Democrats in Minnesota’s 5th District, which includes Minneapolis and the surrounding suburbs, will vote Tuesday to choose the likely successor to Rep. Keith Ellison, who’s running for state attorney general. State Rep. Ilhan Omar is the DFL-endorsed candidate, a firebrand progressive activist who would be the first Somali-American elected to Congress. She faces two main competitors: former state House Speaker Margaret Anderson Kelliher and state Sen. Patricia Torres Ray. The district is one of the most heavily Democratic in the country — Hillary Clinton carried it by 55 points in 2016.

At the Senate level, Republicans will face off to pick opponents to Democratic Sens. Amy Klobuchar and Tina Smith. The state GOP endorsed state Rep. Jim Newberger to run against Klobuchar and state Sen. Karin Housley to challenge Smith, who’s running to fill out the remainder of former DFL Sen. Al Franken’s term. But Smith faces a primary, too. Five other Democrats are trying to take her on, including Richard Painter, a former Republican and ethics lawyer to former President George W. Bush.

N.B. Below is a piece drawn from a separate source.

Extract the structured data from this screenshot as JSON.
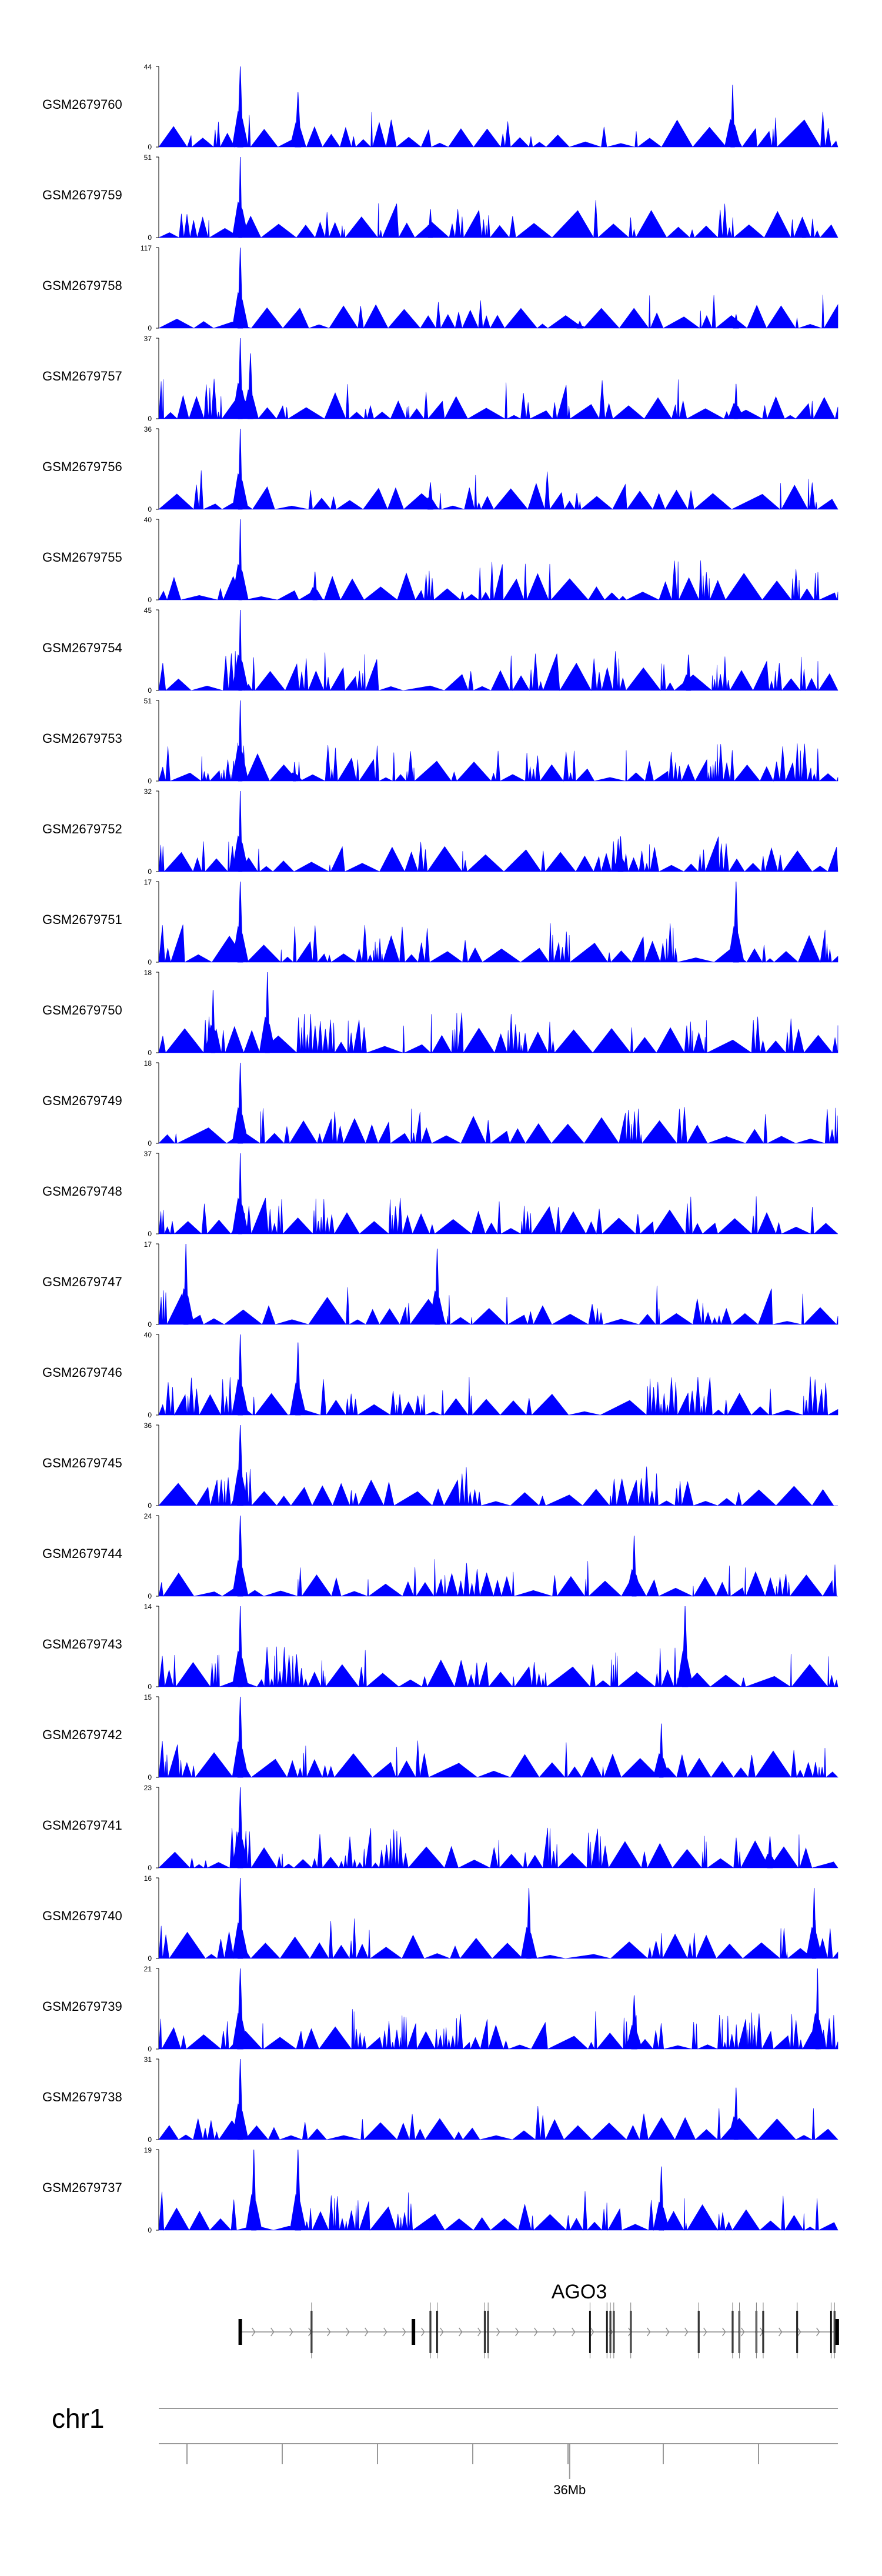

Two women are facing off for the Democratic nomination in Connecticut’s 5th District, an open-seat race that Inside Elections rates Solid Democratic. That means whoever wins will likely be the next member of Congress. Current Rep. Elizabeth Esty isn’t running for re-election after facing criticism of her handling of a former top aide who was accused of sexually harassing and threatening a staffer. Mary Glassman, the 2006 lieutenant governor nominee, has the state party’s endorsement. But Jahana Hayes, the 2016 national teacher of the year, has the backing of organized labor groups such as the Service Employee International Union, the National Education Association and the AFL-CIO. Hayes is bidding to become the first African-American Democrat elected to Congress from Connecticut.

Jeff Cirillo contributed to this report.